Proton VPN Impersonation Exposes NWHStealer: A Sophisticated Malware Campaign
Multiple ongoing malware campaigns are deploying the sophisticated information-stealing trojan, designated as NWHStealer, via deceptive VPN installer packages, gaming modifications, and system utility tools.
Unlike conventional phishing campaigns, these attacks exploit user trust in well-established software ecosystems. Threat actors disguise malicious payloads as authentic installers for utilities including Proton VPN, OhmGraphite, Sidebar Diagnostics, Pachtop, and HardwareVisualizer.
The malicious files are distributed across various platforms, including counterfeit lookalike domains, GitHub, GitLab, MediaFire, and SourceForge, often linked through gaming or cybersecurity-focused YouTube video content.
Upon execution, NWHStealer infiltrates target systems through process injection into legitimate Windows processes, such as RegAsm.exe, Microsoft’s Assembly Registration Tool.
Researchers have identified a widespread operational campaign that employs convincingly crafted fake websites, developer platforms, and YouTube channels to deceive users into downloading and executing the malware.
Depending on the variant, the malware employs self-injection techniques, dynamic-link library (DLL) hijacking, or MSI-based loading mechanisms to stealthily deploy the final payload.
Case 1: Free Hosting Service as Malware
One notable discovery involved a malicious campaign exploiting onworks[.]net, a recognized free web hosting service that enables users to run in-browser virtual machines.

Threat actors leveraged this platform to host malicious ZIP archives masquerading as legitimate utilities. Downloaded files such as OhmGraphite-0.36.1.zip, Sidebar Diagnostics-3.6.5.zip, and HardwareVisualizer_1.3.1.zip contained embedded executable components containing malicious loaders.
The loaders incorporate anti-analysis code, custom AES-CBC decryption routines, and Windows API calls to resolve system functions through dynamic resolution via LoadLibraryA and GetProcAddress.
Upon decryption, these payloads load subsequent stages directly into memory, circumventing traditional endpoint security mechanisms.

In associated samples, threat actors replaced legitimate files with WinRAR executables containing malicious DLLs, such as WindowsCodecs.dll, to hijack trusted system processes.
Case 2: Fake Proton VPN Sites Delivering Malware
A subsequent wave of attacks involved counterfeit Proton VPN websites, characterized by realistic user interfaces and bundled ZIP archives that mimic official installation packages.
These archives contained malicious dynamic-link libraries (DLLs), such as iviewers.dll, TextShaping.dll, and CrashRpt1403.dll, which initiate process hollowing within legitimate binary files like RegAsm.
The malware subsequently decrypts embedded resources, loads secondary payloads, and ultimately executes NWHStealer within memory.

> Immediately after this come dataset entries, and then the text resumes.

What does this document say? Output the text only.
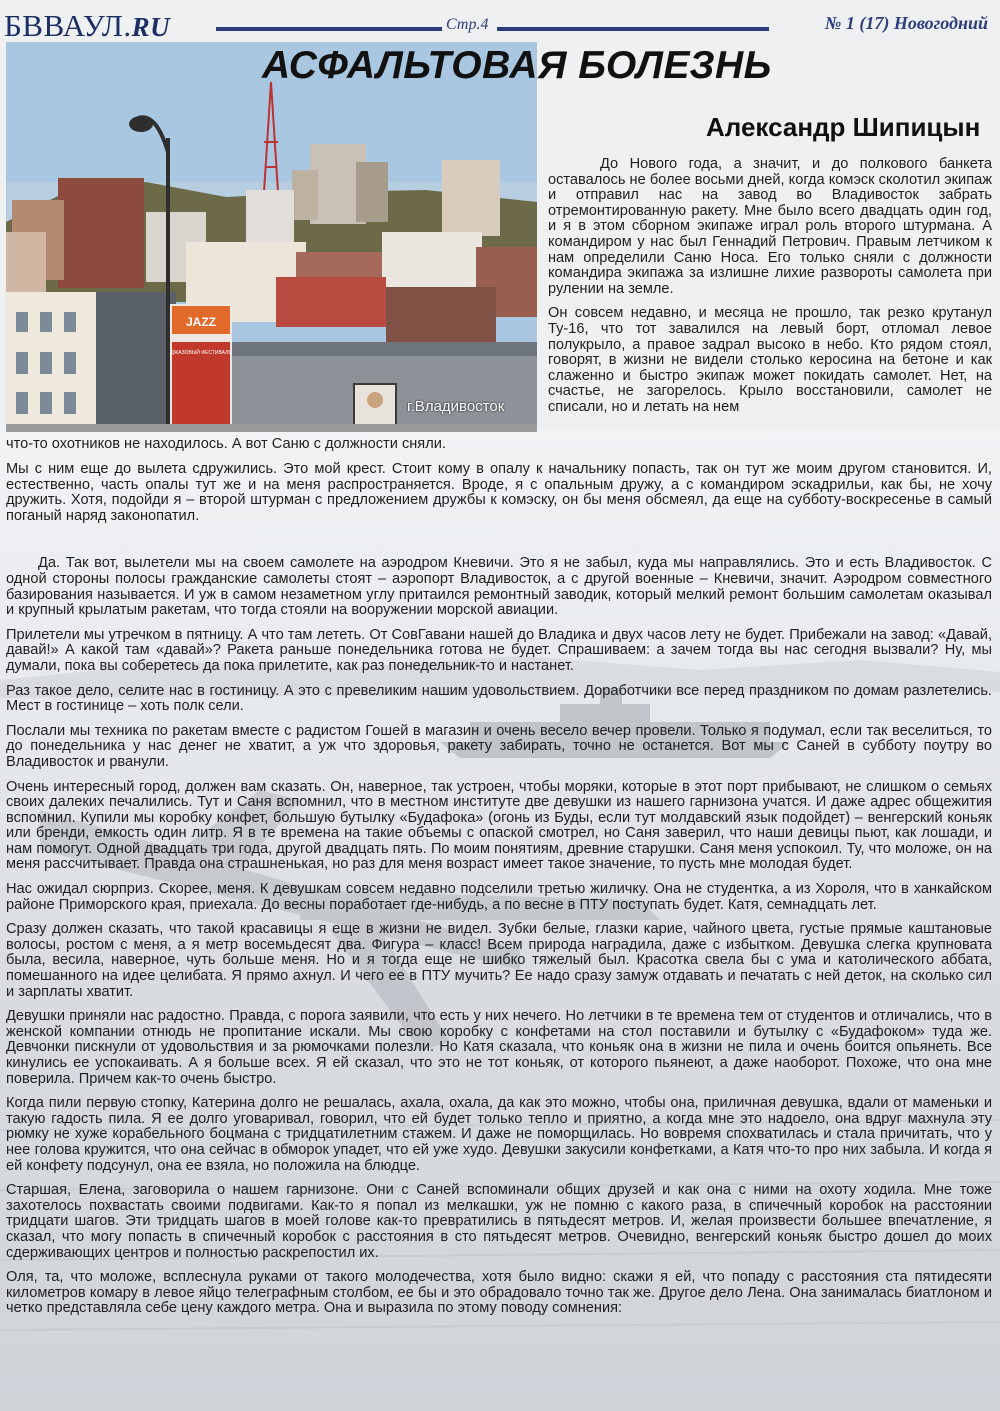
БВВАУЛ.RU	Стр.4	№ 1 (17) Новогодний
JAZZ
ДЖАЗОВЫЙ ФЕСТИВАЛЬ
г.Владивосток
АСФАЛЬТОВАЯ БОЛЕЗНЬ
Александр Шипицын

До Нового года, а значит, и до полкового банкета оставалось не более восьми дней, когда комэск сколотил экипаж и отправил нас на завод во Владивосток забрать отремонтированную ракету. Мне было всего двадцать один год, и я в этом сборном экипаже играл роль второго штурмана. А командиром у нас был Геннадий Петрович. Правым летчиком к нам определили Саню Носа. Его только сняли с должности командира экипажа за излишне лихие развороты самолета при рулении на земле.

Он совсем недавно, и месяца не прошло, так резко крутанул Ту-16, что тот завалился на левый борт, отломал левое полукрыло, а правое задрал высоко в небо. Кто рядом стоял, говорят, в жизни не видели столько керосина на бетоне и как слаженно и быстро экипаж может покидать самолет. Нет, на счастье, не загорелось. Крыло восстановили, самолет не списали, но и летать на нем

что-то охотников не находилось. А вот Саню с должности сняли.

Мы с ним еще до вылета сдружились. Это мой крест. Стоит кому в опалу к начальнику попасть, так он тут же моим другом становится. И, естественно, часть опалы тут же и на меня распространяется. Вроде, я с опальным дружу, а с командиром эскадрильи, как бы, не хочу дружить. Хотя, подойди я – второй штурман с предложением дружбы к комэску, он бы меня обсмеял, да еще на субботу-воскресенье в самый поганый наряд законопатил.

Да. Так вот, вылетели мы на своем самолете на аэродром Кневичи. Это я не забыл, куда мы направлялись. Это и есть Владивосток. С одной стороны полосы гражданские самолеты стоят – аэропорт Владивосток, а с другой военные – Кневичи, значит. Аэродром совместного базирования называется. И уж в самом незаметном углу притаился ремонтный заводик, который мелкий ремонт большим самолетам оказывал и крупный крылатым ракетам, что тогда стояли на вооружении морской авиации.

Прилетели мы утречком в пятницу. А что там лететь. От СовГавани нашей до Владика и двух часов лету не будет. Прибежали на завод: «Давай, давай!» А какой там «давай»? Ракета раньше понедельника готова не будет. Спрашиваем: а зачем тогда вы нас сегодня вызвали? Ну, мы думали, пока вы соберетесь да пока прилетите, как раз понедельник-то и настанет.

Раз такое дело, селите нас в гостиницу. А это с превеликим нашим удовольствием. Доработчики все перед праздником по домам разлетелись. Мест в гостинице – хоть полк сели.

Послали мы техника по ракетам вместе с радистом Гошей в магазин и очень весело вечер провели. Только я подумал, если так веселиться, то до понедельника у нас денег не хватит, а уж что здоровья, ракету забирать, точно не останется. Вот мы с Саней в субботу поутру во Владивосток и рванули.

Очень интересный город, должен вам сказать. Он, наверное, так устроен, чтобы моряки, которые в этот порт прибывают, не слишком о семьях своих далеких печалились. Тут и Саня вспомнил, что в местном институте две девушки из нашего гарнизона учатся. И даже адрес общежития вспомнил. Купили мы коробку конфет, большую бутылку «Будафока» (огонь из Буды, если тут молдавский язык подойдет) – венгерский коньяк или бренди, емкость один литр. Я в те времена на такие объемы с опаской смотрел, но Саня заверил, что наши девицы пьют, как лошади, и нам помогут. Одной двадцать три года, другой двадцать пять. По моим понятиям, древние старушки. Саня меня успокоил. Ту, что моложе, он на меня рассчитывает. Правда она страшненькая, но раз для меня возраст имеет такое значение, то пусть мне молодая будет.

Нас ожидал сюрприз. Скорее, меня. К девушкам совсем недавно подселили третью жиличку. Она не студентка, а из Хороля, что в ханкайском районе Приморского края, приехала. До весны поработает где-нибудь, а по весне в ПТУ поступать будет. Катя, семнадцать лет.

Сразу должен сказать, что такой красавицы я еще в жизни не видел. Зубки белые, глазки карие, чайного цвета, густые прямые каштановые волосы, ростом с меня, а я метр восемьдесят два. Фигура – класс! Всем природа наградила, даже с избытком. Девушка слегка крупновата была, весила, наверное, чуть больше меня. Но и я тогда еще не шибко тяжелый был. Красотка свела бы с ума и католического аббата, помешанного на идее целибата. Я прямо ахнул. И чего ее в ПТУ мучить? Ее надо сразу замуж отдавать и печатать с ней деток, на сколько сил и зарплаты хватит.

Девушки приняли нас радостно. Правда, с порога заявили, что есть у них нечего. Но летчики в те времена тем от студентов и отличались, что в женской компании отнюдь не пропитание искали. Мы свою коробку с конфетами на стол поставили и бутылку с «Будафоком» туда же. Девчонки пискнули от удовольствия и за рюмочками полезли. Но Катя сказала, что коньяк она в жизни не пила и очень боится опьянеть. Все кинулись ее успокаивать. А я больше всех. Я ей сказал, что это не тот коньяк, от которого пьянеют, а даже наоборот. Похоже, что она мне поверила. Причем как-то очень быстро.

Когда пили первую стопку, Катерина долго не решалась, ахала, охала, да как это можно, чтобы она, приличная девушка, вдали от маменьки и такую гадость пила. Я ее долго уговаривал, говорил, что ей будет только тепло и приятно, а когда мне это надоело, она вдруг махнула эту рюмку не хуже корабельного боцмана с тридцатилетним стажем. И даже не поморщилась. Но вовремя спохватилась и стала причитать, что у нее голова кружится, что она сейчас в обморок упадет, что ей уже худо. Девушки закусили конфетками, а Катя что-то про них забыла. И когда я ей конфету подсунул, она ее взяла, но положила на блюдце.

Старшая, Елена, заговорила о нашем гарнизоне. Они с Саней вспоминали общих друзей и как она с ними на охоту ходила. Мне тоже захотелось похвастать своими подвигами. Как-то я попал из мелкашки, уж не помню с какого раза, в спичечный коробок на расстоянии тридцати шагов. Эти тридцать шагов в моей голове как-то превратились в пятьдесят метров. И, желая произвести большее впечатление, я сказал, что могу попасть в спичечный коробок с расстояния в сто пятьдесят метров. Очевидно, венгерский коньяк быстро дошел до моих сдерживающих центров и полностью раскрепостил их.

Оля, та, что моложе, всплеснула руками от такого молодечества, хотя было видно: скажи я ей, что попаду с расстояния ста пятидесяти километров комару в левое яйцо телеграфным столбом, ее бы и это обрадовало точно так же. Другое дело Лена. Она занималась биатлоном и четко представляла себе цену каждого метра. Она и выразила по этому поводу сомнения:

Researchers further associated this campaign with compromised YouTube channels hosting AI-generated tutorial videos that demonstrate the fake installation process, directing viewers to designated download links.
No official affiliation exists between these sites or videos and Proton VPN; the company has been notified of the impersonation.
Upon activation, NWHStealer systematically enumerates browser data, extracts stored credentials, and targets more than 25 directories associated with cryptocurrency wallet applications.
The malware operates across primary web browsers, including Chrome, Edge, Brave, Opera, and Chromium-based variants, by injecting a dynamic-link library (DLL) into browser processes to decrypt and exfiltrate stored data.
Encrypted data is transmitted to the command-and-control (C2) infrastructure utilizing the Advanced Encryption Standard with Cipher Block Chaining (AES-CBC) mode. In instances where the primary server becomes unreachable, the malware employs a Telegram-based dead drop mechanism to retrieve an alternative C2 address.

The DLL is injected into browser processes, including msedge.exe, firefox.exe, and chrome.exe. This dynamically linked library extracts and decrypts browser data prior to transmission to the command-and-control (C2) server.
Additionally, the malware executes PowerShell commands to disable Windows Defender, create hidden directories, and establish scheduled tasks for persistent presence. Privilege escalation is achieved through a recognized CMSTP User Account Control (UAC) bypass method.
How to Stay Safe
Threat actors associated with NWHStealer exploit software that users already trust, contributing to the effectiveness of these threats. To mitigate risk, users should implement the following measures:
- Always download software exclusively from official vendor websites.
- Exercise caution with software hosted on platforms such as GitHub, SourceForge, or general file-sharing sites.
- Verify file digital signatures and publisher metadata.
- Avoid clicking on YouTube links that promote free or “modded” versions of software.
- Utilize security add-ons such as Malwarebytes Browser Guard to block potentially malicious websites.
The increasing complexity of NWHStealer’s distribution methodology highlights that even seemingly legitimate software sources may require rigorous verification to confirm authenticity.